I also added that since we now, may G-d be praised, are already in the Land of Israel, in the "Beginning of Redemption" stages – the Hebrew language is meriting to come to life, together with the Jewish nation. I later found that the Torah Temimah commentary gave a very similar answer: "And perhaps the Rambam [who did not count the mitzvah of speaking or learning Hebrew] held that this mitzvah applies only in the Land of Israel, when the nation is living there – whereas now it would be impossible for most of the nation to be able to fulfill this mitzvah, for several reasons."

The Torah Temimah also gives another answer. The Talmud notes that R. Elazar charged his students to "prevent your children from higayon." Rashi explains this unfamiliar word as meaning, "Do not let them become accustomed to studying the Bible [as opposed to Talmud and the like] too much, because it will draw them in."

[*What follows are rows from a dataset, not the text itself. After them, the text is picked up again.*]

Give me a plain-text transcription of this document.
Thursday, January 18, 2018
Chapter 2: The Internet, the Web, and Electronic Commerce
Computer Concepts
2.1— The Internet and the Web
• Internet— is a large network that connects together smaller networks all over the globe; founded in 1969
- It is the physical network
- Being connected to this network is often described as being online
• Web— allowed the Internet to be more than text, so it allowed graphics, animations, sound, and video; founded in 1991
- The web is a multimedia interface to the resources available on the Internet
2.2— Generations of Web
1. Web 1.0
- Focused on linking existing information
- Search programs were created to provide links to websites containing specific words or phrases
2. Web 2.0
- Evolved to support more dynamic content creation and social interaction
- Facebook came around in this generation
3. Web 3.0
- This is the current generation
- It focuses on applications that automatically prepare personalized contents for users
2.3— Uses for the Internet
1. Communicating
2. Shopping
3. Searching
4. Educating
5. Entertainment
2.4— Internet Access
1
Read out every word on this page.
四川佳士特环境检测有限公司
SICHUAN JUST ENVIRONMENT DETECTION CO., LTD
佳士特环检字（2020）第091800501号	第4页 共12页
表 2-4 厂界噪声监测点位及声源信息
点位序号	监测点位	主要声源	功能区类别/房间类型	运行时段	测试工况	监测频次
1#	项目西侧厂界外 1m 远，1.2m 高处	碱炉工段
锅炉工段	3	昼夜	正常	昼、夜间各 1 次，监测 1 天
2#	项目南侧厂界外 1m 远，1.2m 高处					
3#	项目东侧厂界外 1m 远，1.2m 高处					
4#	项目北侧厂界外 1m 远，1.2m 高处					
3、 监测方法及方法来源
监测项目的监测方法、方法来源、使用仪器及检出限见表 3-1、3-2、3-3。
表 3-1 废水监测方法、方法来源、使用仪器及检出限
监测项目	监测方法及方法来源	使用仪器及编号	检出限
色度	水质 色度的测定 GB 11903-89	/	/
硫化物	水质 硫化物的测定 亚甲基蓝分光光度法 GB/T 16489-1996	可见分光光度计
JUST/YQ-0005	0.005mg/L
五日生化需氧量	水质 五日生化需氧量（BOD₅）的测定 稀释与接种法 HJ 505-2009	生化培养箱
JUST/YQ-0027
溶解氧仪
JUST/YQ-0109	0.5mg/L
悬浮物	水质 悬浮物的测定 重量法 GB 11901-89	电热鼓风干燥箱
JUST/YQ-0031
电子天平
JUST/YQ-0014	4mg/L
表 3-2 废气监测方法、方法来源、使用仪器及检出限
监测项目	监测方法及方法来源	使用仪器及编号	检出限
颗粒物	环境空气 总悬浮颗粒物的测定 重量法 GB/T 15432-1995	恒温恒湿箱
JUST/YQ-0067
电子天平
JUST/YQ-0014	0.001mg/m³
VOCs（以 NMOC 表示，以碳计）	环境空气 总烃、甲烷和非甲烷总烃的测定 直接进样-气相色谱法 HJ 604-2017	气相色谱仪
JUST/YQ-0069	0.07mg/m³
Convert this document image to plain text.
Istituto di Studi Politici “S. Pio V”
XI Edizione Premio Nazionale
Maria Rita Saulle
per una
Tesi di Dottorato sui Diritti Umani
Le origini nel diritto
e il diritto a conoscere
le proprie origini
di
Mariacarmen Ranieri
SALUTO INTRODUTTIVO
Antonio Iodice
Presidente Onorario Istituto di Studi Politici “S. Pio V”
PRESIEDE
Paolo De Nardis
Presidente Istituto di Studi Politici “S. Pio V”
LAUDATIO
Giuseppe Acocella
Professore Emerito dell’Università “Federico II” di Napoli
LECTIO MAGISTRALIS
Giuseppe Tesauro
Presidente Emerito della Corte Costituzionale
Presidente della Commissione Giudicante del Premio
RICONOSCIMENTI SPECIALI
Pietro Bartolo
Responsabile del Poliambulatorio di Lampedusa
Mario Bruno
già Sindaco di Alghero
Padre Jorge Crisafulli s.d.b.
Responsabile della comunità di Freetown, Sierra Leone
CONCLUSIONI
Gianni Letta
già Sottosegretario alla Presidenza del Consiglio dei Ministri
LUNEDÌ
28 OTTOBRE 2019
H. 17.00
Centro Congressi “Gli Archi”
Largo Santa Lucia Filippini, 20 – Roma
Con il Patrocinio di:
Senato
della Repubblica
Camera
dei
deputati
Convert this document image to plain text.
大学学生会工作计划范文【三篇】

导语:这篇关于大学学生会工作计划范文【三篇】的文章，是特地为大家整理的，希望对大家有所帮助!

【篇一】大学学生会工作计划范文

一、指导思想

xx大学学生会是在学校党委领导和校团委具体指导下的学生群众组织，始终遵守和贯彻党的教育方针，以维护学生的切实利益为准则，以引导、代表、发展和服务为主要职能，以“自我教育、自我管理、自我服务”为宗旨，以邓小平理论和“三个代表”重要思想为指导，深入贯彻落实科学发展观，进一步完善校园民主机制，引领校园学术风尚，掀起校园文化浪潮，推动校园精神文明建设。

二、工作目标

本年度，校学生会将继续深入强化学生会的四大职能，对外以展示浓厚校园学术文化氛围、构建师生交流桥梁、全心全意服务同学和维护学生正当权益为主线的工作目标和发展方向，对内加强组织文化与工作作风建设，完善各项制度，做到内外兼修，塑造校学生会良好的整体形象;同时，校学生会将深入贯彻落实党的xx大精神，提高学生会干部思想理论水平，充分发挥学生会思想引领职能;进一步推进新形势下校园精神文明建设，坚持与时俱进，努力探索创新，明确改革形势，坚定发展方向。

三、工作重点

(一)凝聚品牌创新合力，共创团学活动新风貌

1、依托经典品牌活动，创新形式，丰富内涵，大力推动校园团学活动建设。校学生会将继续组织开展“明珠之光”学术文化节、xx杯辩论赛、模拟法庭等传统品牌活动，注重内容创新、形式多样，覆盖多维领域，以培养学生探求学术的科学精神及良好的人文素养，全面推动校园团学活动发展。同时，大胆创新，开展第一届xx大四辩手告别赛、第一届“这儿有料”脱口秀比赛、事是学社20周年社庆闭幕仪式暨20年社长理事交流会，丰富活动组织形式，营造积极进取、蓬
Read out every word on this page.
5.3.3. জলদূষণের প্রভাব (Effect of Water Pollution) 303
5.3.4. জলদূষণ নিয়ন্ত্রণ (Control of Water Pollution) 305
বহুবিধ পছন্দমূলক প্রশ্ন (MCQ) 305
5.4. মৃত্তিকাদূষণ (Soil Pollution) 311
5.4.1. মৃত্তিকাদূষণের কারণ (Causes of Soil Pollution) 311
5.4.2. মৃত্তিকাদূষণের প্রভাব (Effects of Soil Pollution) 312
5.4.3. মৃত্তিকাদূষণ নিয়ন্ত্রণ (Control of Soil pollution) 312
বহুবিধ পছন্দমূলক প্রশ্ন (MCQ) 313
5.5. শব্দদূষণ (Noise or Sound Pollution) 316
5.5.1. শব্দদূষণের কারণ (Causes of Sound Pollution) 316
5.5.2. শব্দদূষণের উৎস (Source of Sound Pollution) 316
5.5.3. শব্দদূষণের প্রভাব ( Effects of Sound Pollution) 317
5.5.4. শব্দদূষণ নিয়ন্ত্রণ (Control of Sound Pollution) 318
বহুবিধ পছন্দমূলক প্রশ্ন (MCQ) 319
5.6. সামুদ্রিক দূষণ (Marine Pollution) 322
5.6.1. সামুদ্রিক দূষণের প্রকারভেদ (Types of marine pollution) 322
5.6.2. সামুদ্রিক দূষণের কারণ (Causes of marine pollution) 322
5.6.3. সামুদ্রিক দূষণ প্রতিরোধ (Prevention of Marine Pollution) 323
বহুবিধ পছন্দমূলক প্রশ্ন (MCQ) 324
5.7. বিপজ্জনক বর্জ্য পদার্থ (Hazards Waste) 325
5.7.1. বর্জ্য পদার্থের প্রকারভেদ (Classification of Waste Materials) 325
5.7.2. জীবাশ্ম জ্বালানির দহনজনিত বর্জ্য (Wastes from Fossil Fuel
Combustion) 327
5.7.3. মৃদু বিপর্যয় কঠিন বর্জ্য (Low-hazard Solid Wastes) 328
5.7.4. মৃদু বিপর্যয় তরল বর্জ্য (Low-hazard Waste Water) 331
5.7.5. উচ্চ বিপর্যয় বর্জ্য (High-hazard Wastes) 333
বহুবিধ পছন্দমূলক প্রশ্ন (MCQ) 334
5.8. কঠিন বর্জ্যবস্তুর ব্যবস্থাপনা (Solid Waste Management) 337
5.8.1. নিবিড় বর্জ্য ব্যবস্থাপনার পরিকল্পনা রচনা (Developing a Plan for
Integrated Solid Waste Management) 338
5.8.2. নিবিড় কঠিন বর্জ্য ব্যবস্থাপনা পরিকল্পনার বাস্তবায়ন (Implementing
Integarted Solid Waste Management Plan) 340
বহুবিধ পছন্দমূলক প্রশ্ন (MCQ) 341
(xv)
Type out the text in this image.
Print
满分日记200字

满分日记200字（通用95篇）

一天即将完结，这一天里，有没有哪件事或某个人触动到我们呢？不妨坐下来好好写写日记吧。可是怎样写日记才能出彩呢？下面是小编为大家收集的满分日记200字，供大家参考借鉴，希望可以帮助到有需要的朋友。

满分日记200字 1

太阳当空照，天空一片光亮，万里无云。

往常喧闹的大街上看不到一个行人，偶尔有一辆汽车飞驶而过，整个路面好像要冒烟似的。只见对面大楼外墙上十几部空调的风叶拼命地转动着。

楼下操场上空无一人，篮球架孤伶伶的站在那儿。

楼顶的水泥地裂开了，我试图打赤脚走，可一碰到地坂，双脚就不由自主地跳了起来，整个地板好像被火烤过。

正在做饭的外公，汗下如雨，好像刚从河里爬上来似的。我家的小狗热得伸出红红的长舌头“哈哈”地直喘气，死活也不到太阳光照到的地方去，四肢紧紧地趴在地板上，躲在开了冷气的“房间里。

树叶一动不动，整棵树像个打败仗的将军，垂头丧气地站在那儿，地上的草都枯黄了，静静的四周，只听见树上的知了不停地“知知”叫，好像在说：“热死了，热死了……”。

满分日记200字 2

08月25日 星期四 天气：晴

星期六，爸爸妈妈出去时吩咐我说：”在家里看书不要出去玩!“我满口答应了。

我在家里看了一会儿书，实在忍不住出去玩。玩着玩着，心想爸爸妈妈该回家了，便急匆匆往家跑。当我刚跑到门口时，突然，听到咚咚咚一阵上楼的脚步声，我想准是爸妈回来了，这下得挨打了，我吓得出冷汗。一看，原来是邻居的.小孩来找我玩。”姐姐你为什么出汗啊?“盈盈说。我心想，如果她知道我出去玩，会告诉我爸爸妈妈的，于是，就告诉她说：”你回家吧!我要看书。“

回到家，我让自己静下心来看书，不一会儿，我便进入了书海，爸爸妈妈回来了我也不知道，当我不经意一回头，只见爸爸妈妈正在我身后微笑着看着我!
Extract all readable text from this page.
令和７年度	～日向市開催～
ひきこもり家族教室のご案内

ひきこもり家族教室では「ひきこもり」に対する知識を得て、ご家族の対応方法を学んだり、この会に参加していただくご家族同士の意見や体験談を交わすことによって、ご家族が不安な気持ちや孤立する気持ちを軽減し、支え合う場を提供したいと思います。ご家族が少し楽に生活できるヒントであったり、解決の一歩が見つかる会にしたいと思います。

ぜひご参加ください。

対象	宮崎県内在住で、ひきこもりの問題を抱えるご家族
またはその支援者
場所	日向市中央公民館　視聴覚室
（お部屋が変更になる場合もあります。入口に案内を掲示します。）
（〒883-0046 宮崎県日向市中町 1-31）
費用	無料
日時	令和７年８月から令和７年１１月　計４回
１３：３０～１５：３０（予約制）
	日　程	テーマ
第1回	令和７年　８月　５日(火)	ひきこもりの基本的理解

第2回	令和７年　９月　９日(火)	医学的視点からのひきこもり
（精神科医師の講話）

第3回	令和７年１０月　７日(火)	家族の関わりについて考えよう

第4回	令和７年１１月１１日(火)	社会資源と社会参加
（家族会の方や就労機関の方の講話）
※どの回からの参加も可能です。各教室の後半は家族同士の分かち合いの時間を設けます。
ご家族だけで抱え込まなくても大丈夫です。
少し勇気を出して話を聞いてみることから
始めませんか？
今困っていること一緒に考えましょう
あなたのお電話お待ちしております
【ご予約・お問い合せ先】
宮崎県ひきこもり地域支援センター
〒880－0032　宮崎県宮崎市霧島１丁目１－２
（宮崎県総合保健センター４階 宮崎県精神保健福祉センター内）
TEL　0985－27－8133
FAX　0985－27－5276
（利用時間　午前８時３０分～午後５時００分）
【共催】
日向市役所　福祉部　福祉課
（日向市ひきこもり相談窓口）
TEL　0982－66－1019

The Meiri adds explanation: "R. Elazar cautioned his students to raise their children with Torah study, and to educate them from their childhood not to understand any verses according to their plain meaning, if such an explanation could lead to any type of heresy."

That is, the verses of the Bible should be taught through the "glasses of the Sages," so that the pupils should not be tempted, Heaven forbid, to interpret them according to what appears to be logic, if it contradicts foundations of the faith. From this the Torah Temimah learned that later generations probably refrained from teaching Hebrew to the youngsters so that they would not learn the Bible on their own without guidance.

Let us read the words of Maimonides carefully (Laws of Torah Study 1,6) and see the message that comes through: "From when is a father obligated to teach his son Torah? When the child begins to speak, his father teaches him, "Torah tzivah lanu Moshe" and "Shema Yisrael," and afterwards teaches him additional verses, until he is six or seven years or whenever he is ready to be brought to a teacher."    

It could very well be understood that the Rambam did not actually leave out the mitzvah of learning Hebrew and teaching Torah in Hebrew, but rather taught us the correct methodology by which to do so: via the verses of the Torah. Thus will be created the correct understanding of the connection between the Holy Language and the Torah.

Let us conclude by reminding ourselves that one of the greatest miracles of all those that happened to the Nation of Israel in recent generations is that of the "revival of the dead" of the Hebrew language. Barukh Hashem!